October 08, 2017

TWENTIETH CENTURY ENGLISH LITERATURE – JOHN OSBORNE : LOOK BACK IN ANGER – A PLAY IN THREE ACTS


TWENTIETH CENTURY ENGLISH LITERATURE – JOHN OSBORNE : LOOK BACK IN ANGER – A PLAY IN THREE ACTS TWENTIETH CENTURY ENGLISH LITERATURE – JOHN OSBORNE : LOOK BACK IN ANGER – A PLAY IN THREE ACTS


John Osborne: *Look Back in Anger* – A Play in Three Acts (1956)

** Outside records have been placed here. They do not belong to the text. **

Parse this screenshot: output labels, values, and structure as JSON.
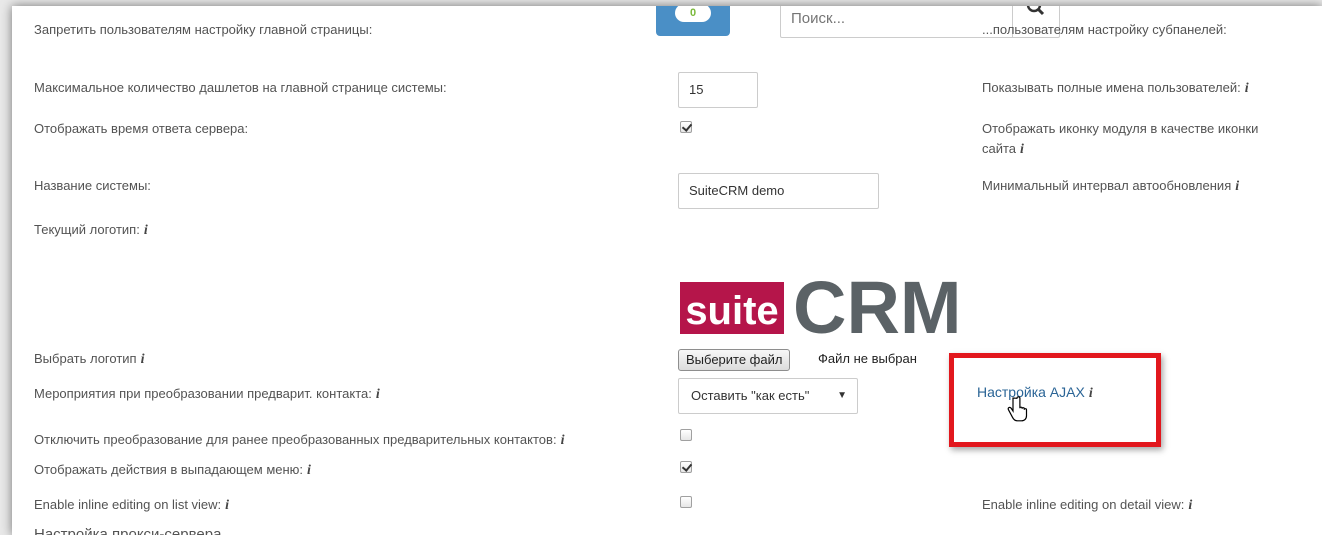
{
  "header": {
    "notify_count": "0",
    "search_placeholder": "Поиск..."
  },
  "left": {
    "row1": "Запретить пользователям настройку главной страницы:",
    "row2": "Максимальное количество дашлетов на главной странице системы:",
    "row3": "Отображать время ответа сервера:",
    "row4": "Название системы:",
    "row5": "Текущий логотип:",
    "row6": "Выбрать логотип",
    "row7": "Мероприятия при преобразовании предварит. контакта:",
    "row8": "Отключить преобразование для ранее преобразованных предварительных контактов:",
    "row9": "Отображать действия в выпадающем меню:",
    "row10": "Enable inline editing on list view:",
    "row11": "Настройка прокси-сервера"
  },
  "inputs": {
    "max_dashlets": "15",
    "system_name": "SuiteCRM demo",
    "file_button": "Выберите файл",
    "file_status": "Файл не выбран",
    "lead_conversion_selected": "Оставить \"как есть\""
  },
  "checks": {
    "show_response_time": true,
    "disable_conversion": false,
    "actions_dropdown": true,
    "inline_list": false
  },
  "right": {
    "subpanels": "...пользователям настройку субпанелей:",
    "full_names": "Показывать полные имена пользователей:",
    "module_icon": "Отображать иконку модуля в качестве иконки сайта",
    "min_refresh": "Минимальный интервал автообновления",
    "inline_detail": "Enable inline editing on detail view:"
  },
  "ajax_link": "Настройка AJAX",
  "logo": {
    "part1": "suite",
    "part2": "CRM"
  },
  "info_glyph": "i",
  "colors": {
    "link": "#2a6496",
    "highlight": "#e2171d",
    "logo_red": "#b5154a",
    "logo_gray": "#5b6266"
  }
}
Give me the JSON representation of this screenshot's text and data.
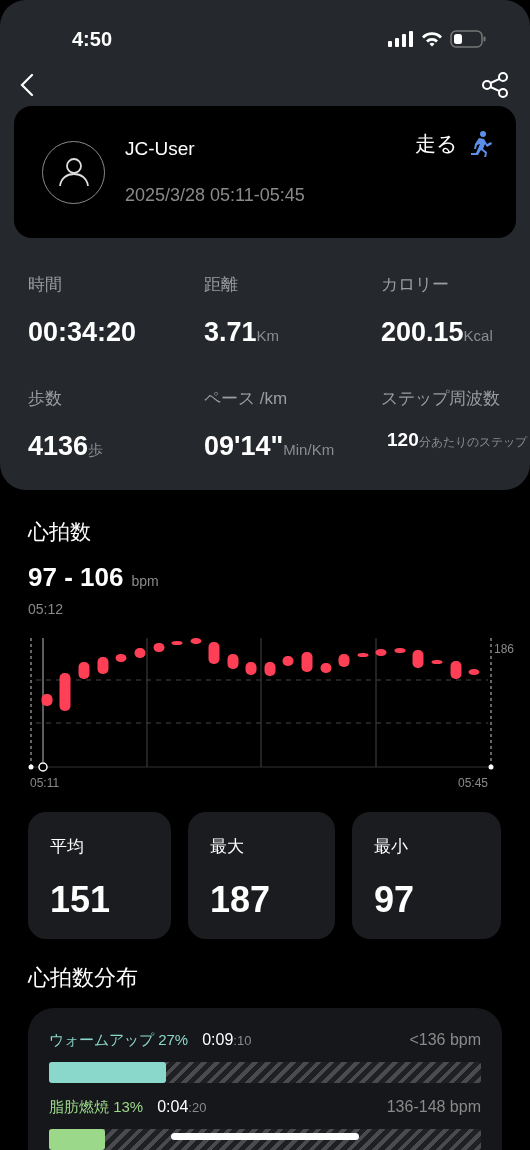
{
  "status_bar": {
    "time": "4:50"
  },
  "header": {
    "user": "JC-User",
    "datetime": "2025/3/28 05:11-05:45",
    "activity": "走る"
  },
  "metrics": [
    {
      "label": "時間",
      "value": "00:34:20"
    },
    {
      "label": "距離",
      "value": "3.71",
      "unit": "Km"
    },
    {
      "label": "カロリー",
      "value": "200.15",
      "unit": "Kcal"
    },
    {
      "label": "歩数",
      "value": "4136",
      "unit": "歩"
    },
    {
      "label": "ペース /km",
      "value": "09'14\"",
      "unit": "Min/Km"
    },
    {
      "label": "ステップ周波数",
      "value": "120",
      "unit": "分あたりのステップ",
      "kind": "small"
    }
  ],
  "heart_rate": {
    "title": "心拍数",
    "range": "97 - 106",
    "unit": "bpm",
    "time": "05:12",
    "y_label": "186",
    "x_start": "05:11",
    "x_end": "05:45"
  },
  "stats": [
    {
      "label": "平均",
      "value": "151"
    },
    {
      "label": "最大",
      "value": "187"
    },
    {
      "label": "最小",
      "value": "97"
    }
  ],
  "distribution": {
    "title": "心拍数分布",
    "zones": [
      {
        "name": "ウォームアップ 27%",
        "time": "0:09",
        "seconds": ":10",
        "range": "<136 bpm",
        "level": 0.27,
        "color": "#8ad8cc"
      },
      {
        "name": "脂肪燃焼 13%",
        "time": "0:04",
        "seconds": ":20",
        "range": "136-148 bpm",
        "level": 0.13,
        "color": "#9bd88a"
      }
    ]
  }
}
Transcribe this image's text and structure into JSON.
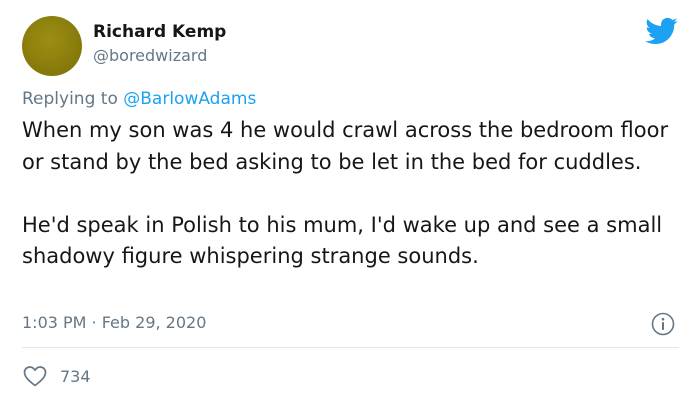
{
  "author": {
    "display_name": "Richard Kemp",
    "handle": "@boredwizard",
    "avatar_color": "#8a7d0c"
  },
  "reply": {
    "prefix": "Replying to ",
    "mention": "@BarlowAdams"
  },
  "body": {
    "paragraphs": [
      "When my son was 4 he would crawl across the bedroom floor or stand by the bed asking to be let in the bed for cuddles.",
      "He'd speak in Polish to his mum, I'd wake up and see a small shadowy figure whispering strange sounds."
    ]
  },
  "meta": {
    "timestamp": "1:03 PM · Feb 29, 2020"
  },
  "stats": {
    "likes": "734"
  },
  "icons": {
    "brand": "twitter-bird-icon",
    "info": "info-icon",
    "like": "heart-icon"
  },
  "colors": {
    "brand_blue": "#1da1f2",
    "secondary_text": "#657786",
    "divider": "#e1e8ed"
  }
}
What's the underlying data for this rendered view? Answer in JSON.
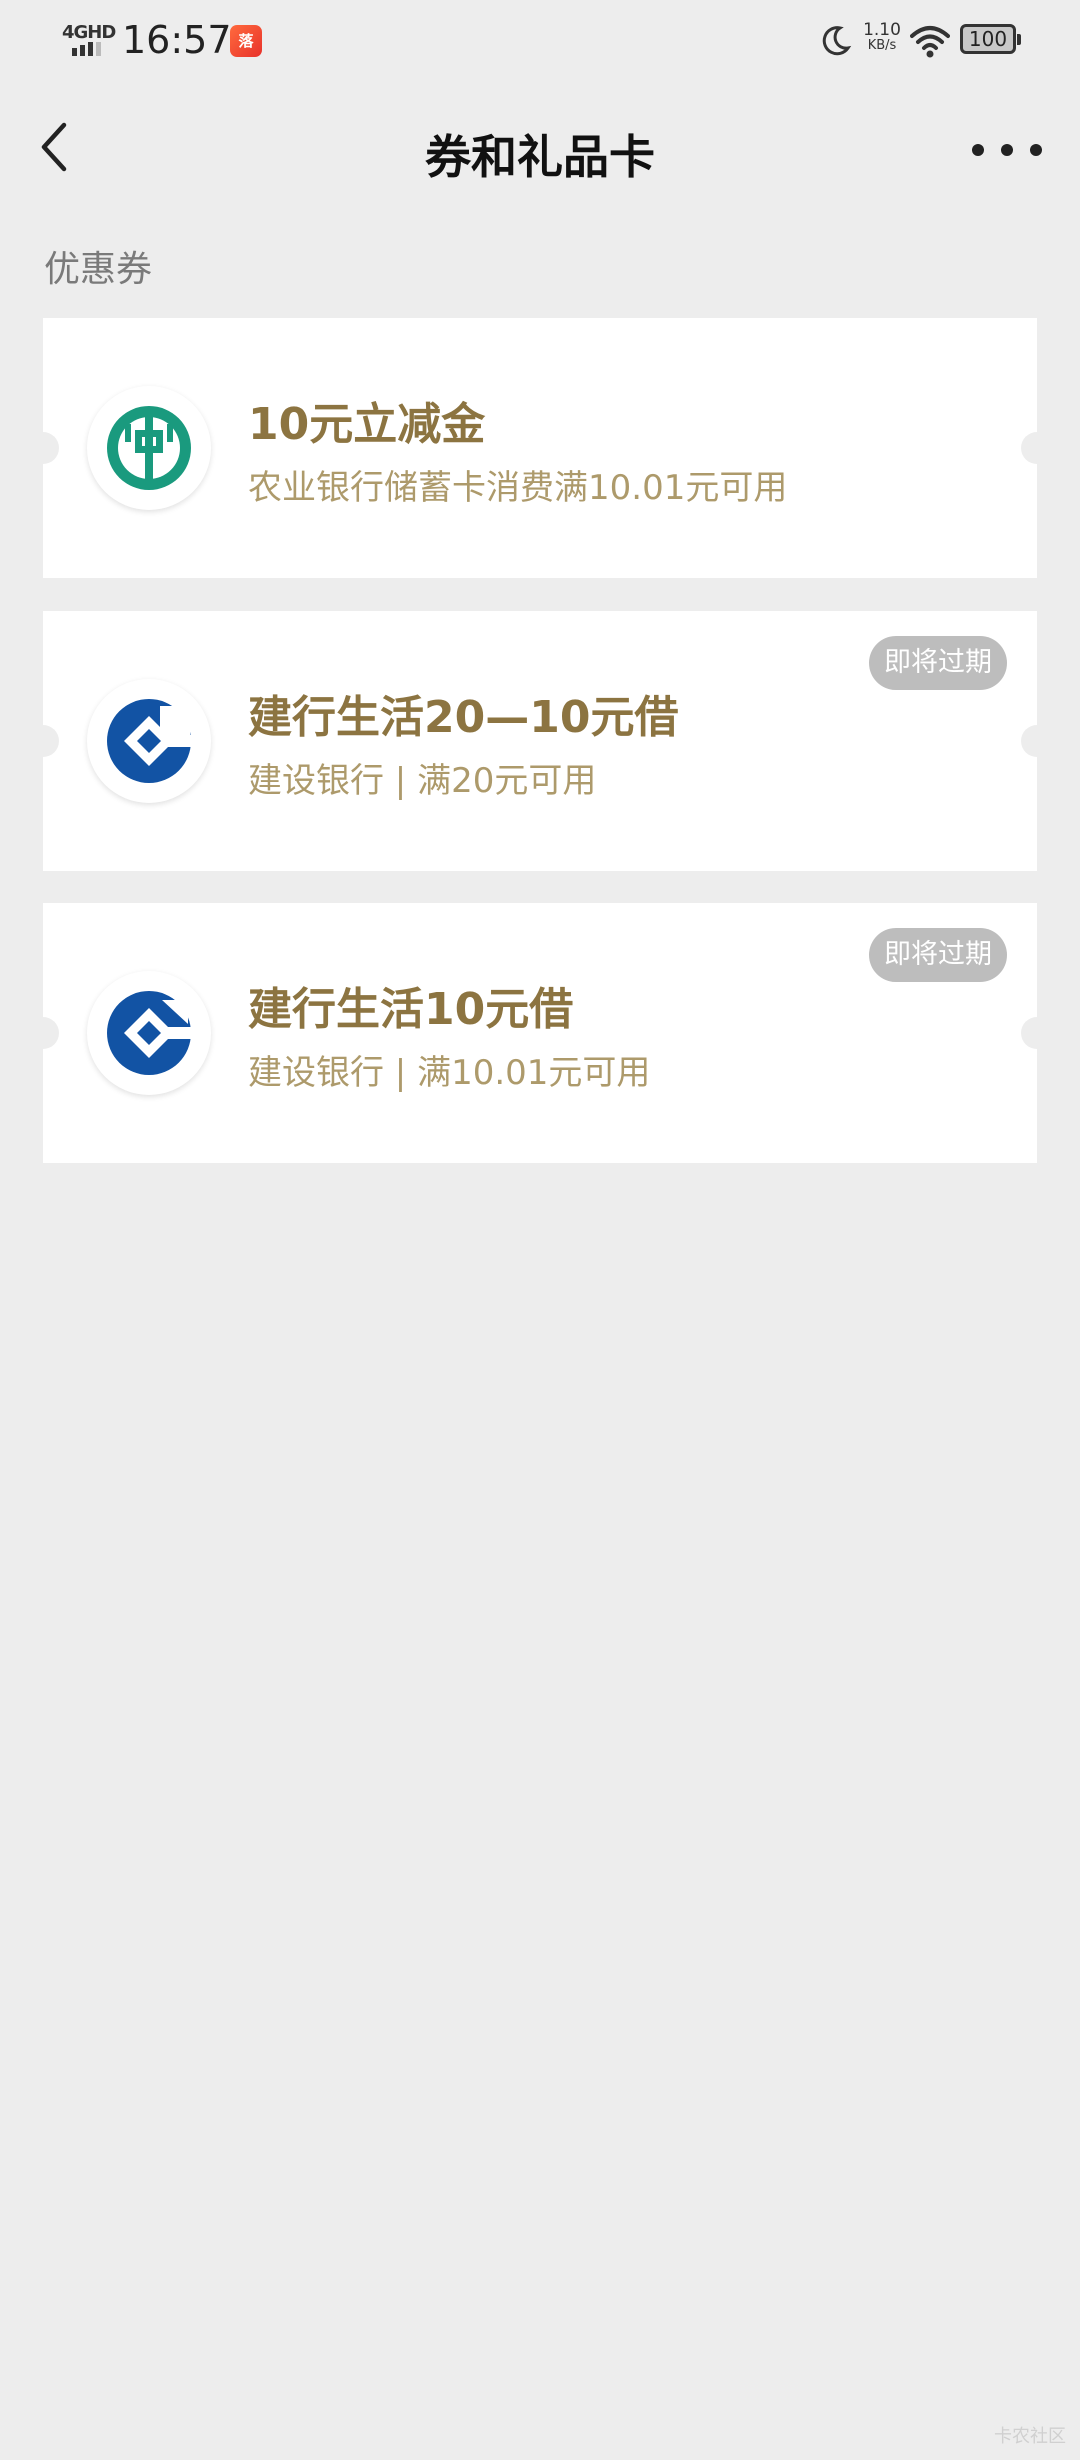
{
  "status_bar": {
    "network": "4GHD",
    "time": "16:57",
    "app_icon_text": "落",
    "speed_value": "1.10",
    "speed_unit": "KB/s",
    "battery": "100"
  },
  "nav": {
    "title": "券和礼品卡",
    "back_icon": "chevron-left-icon",
    "more_icon": "more-dots-icon"
  },
  "section": {
    "label": "优惠券"
  },
  "coupons": [
    {
      "title": "10元立减金",
      "desc": "农业银行储蓄卡消费满10.01元可用",
      "badge": "",
      "logo": "abc-bank-logo"
    },
    {
      "title": "建行生活20—10元借",
      "desc": "建设银行 | 满20元可用",
      "badge": "即将过期",
      "logo": "ccb-bank-logo"
    },
    {
      "title": "建行生活10元借",
      "desc": "建设银行 | 满10.01元可用",
      "badge": "即将过期",
      "logo": "ccb-bank-logo"
    }
  ],
  "colors": {
    "background": "#ededed",
    "coupon_title": "#8c7441",
    "coupon_desc": "#ad9a6b",
    "badge_bg": "#bdbdbd",
    "abc_green": "#1a9a7e",
    "ccb_blue": "#1253a4"
  },
  "watermark": "卡农社区"
}
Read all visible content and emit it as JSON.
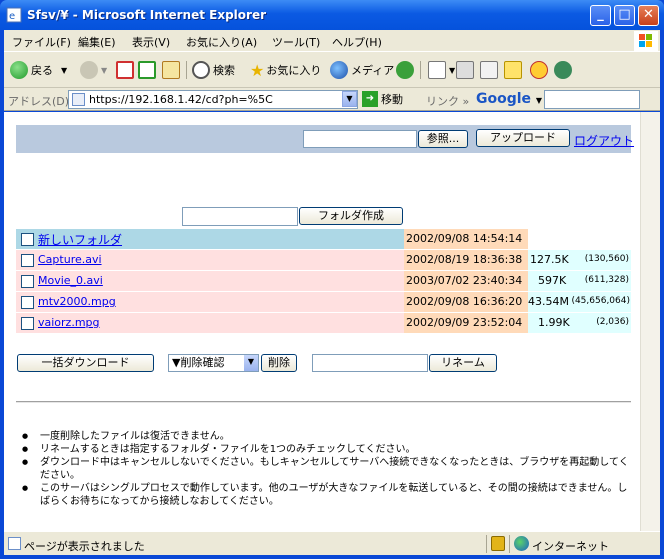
{
  "window": {
    "title": "Sfsv/¥ - Microsoft Internet Explorer",
    "buttons": {
      "minimize": "_",
      "maximize": "□",
      "close": "✕"
    }
  },
  "menu": [
    "ファイル(F)",
    "編集(E)",
    "表示(V)",
    "お気に入り(A)",
    "ツール(T)",
    "ヘルプ(H)"
  ],
  "toolbar": {
    "back": "戻る",
    "search": "検索",
    "favorites": "お気に入り",
    "media": "メディア"
  },
  "address": {
    "label": "アドレス(D)",
    "url": "https://192.168.1.42/cd?ph=%5C",
    "go": "移動",
    "links": "リンク",
    "google": "Google"
  },
  "upload": {
    "browse_label": "参照...",
    "upload_label": "アップロード",
    "logout_label": "ログアウト"
  },
  "folder": {
    "create_label": "フォルダ作成"
  },
  "files": [
    {
      "name": "新しいフォルダ",
      "date": "2002/09/08 14:54:14",
      "size": "",
      "bytes": "",
      "type": "folder"
    },
    {
      "name": "Capture.avi",
      "date": "2002/08/19 18:36:38",
      "size": "127.5K",
      "bytes": "(130,560)",
      "type": "file"
    },
    {
      "name": "Movie_0.avi",
      "date": "2003/07/02 23:40:34",
      "size": "597K",
      "bytes": "(611,328)",
      "type": "file"
    },
    {
      "name": "mtv2000.mpg",
      "date": "2002/09/08 16:36:20",
      "size": "43.54M",
      "bytes": "(45,656,064)",
      "type": "file"
    },
    {
      "name": "vaiorz.mpg",
      "date": "2002/09/09 23:52:04",
      "size": "1.99K",
      "bytes": "(2,036)",
      "type": "file"
    }
  ],
  "actions": {
    "bulk_download": "一括ダウンロード",
    "delete_select": "▼削除確認",
    "delete": "削除",
    "rename": "リネーム"
  },
  "notes": [
    "一度削除したファイルは復活できません。",
    "リネームするときは指定するフォルダ・ファイルを1つのみチェックしてください。",
    "ダウンロード中はキャンセルしないでください。もしキャンセルしてサーバへ接続できなくなったときは、ブラウザを再起動してください。",
    "このサーバはシングルプロセスで動作しています。他のユーザが大きなファイルを転送していると、その間の接続はできません。しばらくお待ちになってから接続しなおしてください。"
  ],
  "status": {
    "text": "ページが表示されました",
    "zone": "インターネット"
  },
  "colors": {
    "header_band": "#b9c9de",
    "folder_row": "#add8e6",
    "file_row": "#ffe0e0",
    "date_cell": "#ffdab9",
    "size_cell": "#e0ffff"
  }
}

*Look Back in Anger* is a play by John Osborne, first performed at the Royal Court Theatre in London on May 8, 1956. Its premiere is widely regarded as a watershed moment in British theatre, marking the beginning of the **"Angry Young Man"** movement. Osborne's play shattered the conventions of well-made, drawing-room comedies, replacing them with raw, visceral, and politically charged realism.

**Plot Summary**

The play is set in a cramped, untidy attic flat in the English Midlands. The protagonist, **Jimmy Porter**, is a working-class-educated intellectual who runs a sweet stall. He is married to **Alison**, a passive, upper-middle-class woman. Jimmy vents his fury at a post-war Britain that has betrayed his generation—a world without causes, wars, or meaning. Also living in the flat is **Cliff**, a working-class Welsh friend who serves as a buffer between Jimmy and Alison.

Act One establishes Jimmy's relentless verbal assaults on Alison, whom he accuses of emotional numbness and class privilege. Act Two introduces **Helena Charles**, Alison's old friend, who represents everything Jimmy despises. Alison announces she is pregnant but does not tell Jimmy. Act Three sees Alison return after a miscarriage, humbled and broken. The play ends ambiguously: Helena leaves, and Jimmy and Alison reunite not in love but in a shared game of "squirrels and bears"—a childish fantasy that replaces genuine connection.

**Major Themes**

- **Class and Resentment:** Jimmy is a quintessential "angry young man"—educated beyond his social station but denied economic opportunity. His rage is both personal and political: "There aren't any good, brave causes left."

- **Gender and Power:** Jimmy's cruelty toward Alison has been read as misogyny or, alternatively, as a desperate attempt to force emotional authenticity.

- **The "Anger" of a Generation:** The play captured the disillusionment of post-war Britain—the decline of empire, the failure of socialism, the emptiness of a consumer society.

**Legacy** *Look Back in Anger* revolutionized British drama. It replaced verse drama and polite drawing-room comedies with kitchen-sink realism, working-class protagonists, and authentic vernacular speech. The play's success launched the English Stage Company and influenced generations of playwrights, from Harold Pinter to Edward Bond. Today, though its misogyny is critiqued, its historical importance as the play that "changed the face of British theatre" remains undisputed.